In Korea, funding for particle physics is provided by both the Korean Science and Engineering Foundation (KOSEF, administered by the Ministry of Science and Technology) and the Korea Research Fund (KRF, administered by the Ministry of Education). But there is no national laboratory dedicated to particle physics, and the government provides no specific particle physics budget. Grants are provided to individual research groups, and the total amount of money spent on HEP can vary greatly from year to year, depending on the success of individual applications. KOSEF has provided continued support for international collaboration through the Center for High Energy Physics, hosted by Kyungpook National University and headed by Dongchul Son, but the budget is far below the funding level needed for all activities of the Korean HEP community. As a consequence, the current system neither allows for setting long-term priorities, nor for planning projects that require amounts of money larger than those awarded to individual groups.
Korean scientists try to change this situation. Last year, they formed the Association of Korean High Energy Physicists and held their first meeting, attended by about 80 people.
"We need to develop a roadmap for Korean high-energy physics and inform our government," says Kang, who envisions the establishment of an advisory panel that is similar to the High Energy Physics Advisory Panel in the United States, or to the panels in Japan.
At this first meeting, scientists elected Sun Kee Kim, of Seoul National University, as the president of the association and the chair of a committee of 10 scientists charged with writing a report.
"It's not a top-down approach," says Sun Kee Kim of the newly formed association. "The government didn't ask us to do this. We started it ourselves."
In April of this year, the association held its second meeting, giving scientists the opportunity to discuss present and future research projects, including the proposed International Linear Collider, a global multi-billion-dollar project that involves scientists from Asia, Europe, and the Americas.
"Korean scientists want to be part of the Linear Collider project. That is very clear," says Sun Kee Kim. "We also have very strong collaborations with other countries. There are many different projects that people are working on. The Linear Collider is a big project, and how to balance it with other projects is not clear."
Sun Kee Kim leads a collaboration of 20 scientists from several institutions that runs the Korea Invisible Mass Search experiment, a deep-underground experiment searching for weakly interacting massive particles (WIMPS). It is the first particle physics experiment located, and largely built, in Korea.
A second home-grown experiment, the Reactor Experiment for Neutrino Oscillations (RENO), is in the works.
"The Korean government has approved $9 million for RENO, which could take data in late 2009," says Soo-Bong Kim, of Seoul National University, who leads the RENO project. The experiment, which consists of two relatively small neutrino detectors, about 1.5 km apart and weighing 20 tons each, will search for a yet unmeasured neutrino oscillation parameter by observing antineutrinos emitted from the Yonggwang reactors in southwest Korea.

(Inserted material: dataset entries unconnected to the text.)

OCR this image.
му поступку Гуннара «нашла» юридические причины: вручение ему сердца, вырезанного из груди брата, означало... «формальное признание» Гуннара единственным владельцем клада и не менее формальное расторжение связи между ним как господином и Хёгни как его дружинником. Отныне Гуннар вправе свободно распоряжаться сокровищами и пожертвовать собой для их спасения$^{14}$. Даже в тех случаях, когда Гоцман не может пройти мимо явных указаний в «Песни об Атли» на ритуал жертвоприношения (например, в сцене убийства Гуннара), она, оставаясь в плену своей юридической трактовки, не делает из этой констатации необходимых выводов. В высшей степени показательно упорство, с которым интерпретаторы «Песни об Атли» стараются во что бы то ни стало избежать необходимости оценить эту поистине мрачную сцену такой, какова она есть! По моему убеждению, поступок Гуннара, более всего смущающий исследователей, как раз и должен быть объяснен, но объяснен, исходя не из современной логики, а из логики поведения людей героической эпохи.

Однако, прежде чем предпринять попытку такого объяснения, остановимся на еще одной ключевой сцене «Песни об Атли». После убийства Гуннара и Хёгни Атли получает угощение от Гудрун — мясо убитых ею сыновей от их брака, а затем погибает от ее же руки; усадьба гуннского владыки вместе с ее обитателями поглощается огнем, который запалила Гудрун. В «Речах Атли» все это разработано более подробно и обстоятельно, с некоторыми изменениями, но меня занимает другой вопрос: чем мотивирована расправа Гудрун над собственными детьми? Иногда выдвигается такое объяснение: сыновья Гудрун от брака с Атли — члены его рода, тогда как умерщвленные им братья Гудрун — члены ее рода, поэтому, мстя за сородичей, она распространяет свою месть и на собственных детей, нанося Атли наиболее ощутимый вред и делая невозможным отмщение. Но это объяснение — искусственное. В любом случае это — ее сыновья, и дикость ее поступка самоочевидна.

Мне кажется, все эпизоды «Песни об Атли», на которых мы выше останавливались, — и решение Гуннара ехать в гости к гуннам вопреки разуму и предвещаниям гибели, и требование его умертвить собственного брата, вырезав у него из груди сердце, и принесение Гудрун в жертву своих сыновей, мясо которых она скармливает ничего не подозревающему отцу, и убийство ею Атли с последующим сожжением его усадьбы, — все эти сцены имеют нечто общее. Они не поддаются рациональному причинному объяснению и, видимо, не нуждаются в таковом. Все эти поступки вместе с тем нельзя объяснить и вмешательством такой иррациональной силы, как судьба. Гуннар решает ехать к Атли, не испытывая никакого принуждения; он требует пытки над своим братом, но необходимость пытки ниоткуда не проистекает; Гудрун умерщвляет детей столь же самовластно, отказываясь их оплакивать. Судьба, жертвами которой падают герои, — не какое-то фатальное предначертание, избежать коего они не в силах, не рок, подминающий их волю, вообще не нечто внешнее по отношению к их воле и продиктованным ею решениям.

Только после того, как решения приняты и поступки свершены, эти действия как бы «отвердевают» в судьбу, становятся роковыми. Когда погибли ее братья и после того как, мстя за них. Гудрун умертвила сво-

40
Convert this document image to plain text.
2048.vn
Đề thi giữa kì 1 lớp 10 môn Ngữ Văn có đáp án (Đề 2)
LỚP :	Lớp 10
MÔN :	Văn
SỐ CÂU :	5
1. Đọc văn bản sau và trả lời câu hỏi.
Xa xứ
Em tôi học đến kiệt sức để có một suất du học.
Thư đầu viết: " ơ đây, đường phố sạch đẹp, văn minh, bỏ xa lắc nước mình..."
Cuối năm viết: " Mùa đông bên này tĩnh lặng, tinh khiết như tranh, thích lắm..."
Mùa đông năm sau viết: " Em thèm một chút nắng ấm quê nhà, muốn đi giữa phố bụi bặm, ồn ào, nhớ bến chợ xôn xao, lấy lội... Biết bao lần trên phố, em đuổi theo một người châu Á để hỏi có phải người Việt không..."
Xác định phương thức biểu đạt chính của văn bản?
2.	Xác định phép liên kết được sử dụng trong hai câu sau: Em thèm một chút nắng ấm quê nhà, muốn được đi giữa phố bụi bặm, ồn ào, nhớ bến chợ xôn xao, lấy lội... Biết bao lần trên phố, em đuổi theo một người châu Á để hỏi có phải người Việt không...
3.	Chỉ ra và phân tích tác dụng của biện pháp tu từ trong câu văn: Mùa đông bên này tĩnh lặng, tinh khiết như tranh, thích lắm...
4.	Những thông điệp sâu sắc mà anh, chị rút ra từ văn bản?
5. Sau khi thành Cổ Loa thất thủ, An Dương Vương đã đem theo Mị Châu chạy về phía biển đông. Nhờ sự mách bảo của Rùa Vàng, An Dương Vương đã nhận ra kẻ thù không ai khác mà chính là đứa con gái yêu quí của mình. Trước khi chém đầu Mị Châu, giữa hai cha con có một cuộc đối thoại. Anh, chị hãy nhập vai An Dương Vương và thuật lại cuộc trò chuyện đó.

A major point of discussion among Korean physicists is the creation of a National Laboratory for High Energy Physics, which would provide the means for planning, developing, and building major components for accelerator or detector projects.
"It may not be easy to build a high-energy accelerator, but at least we need a lab for R&D and mass production," Kang explains. "Our dream is that we will take charge of some subcomponent and build it. We have the capability, but we don't have the infrastructure yet."
If the dream becomes reality, it will bring Korea as a nation a step closer to the recognition it deserves.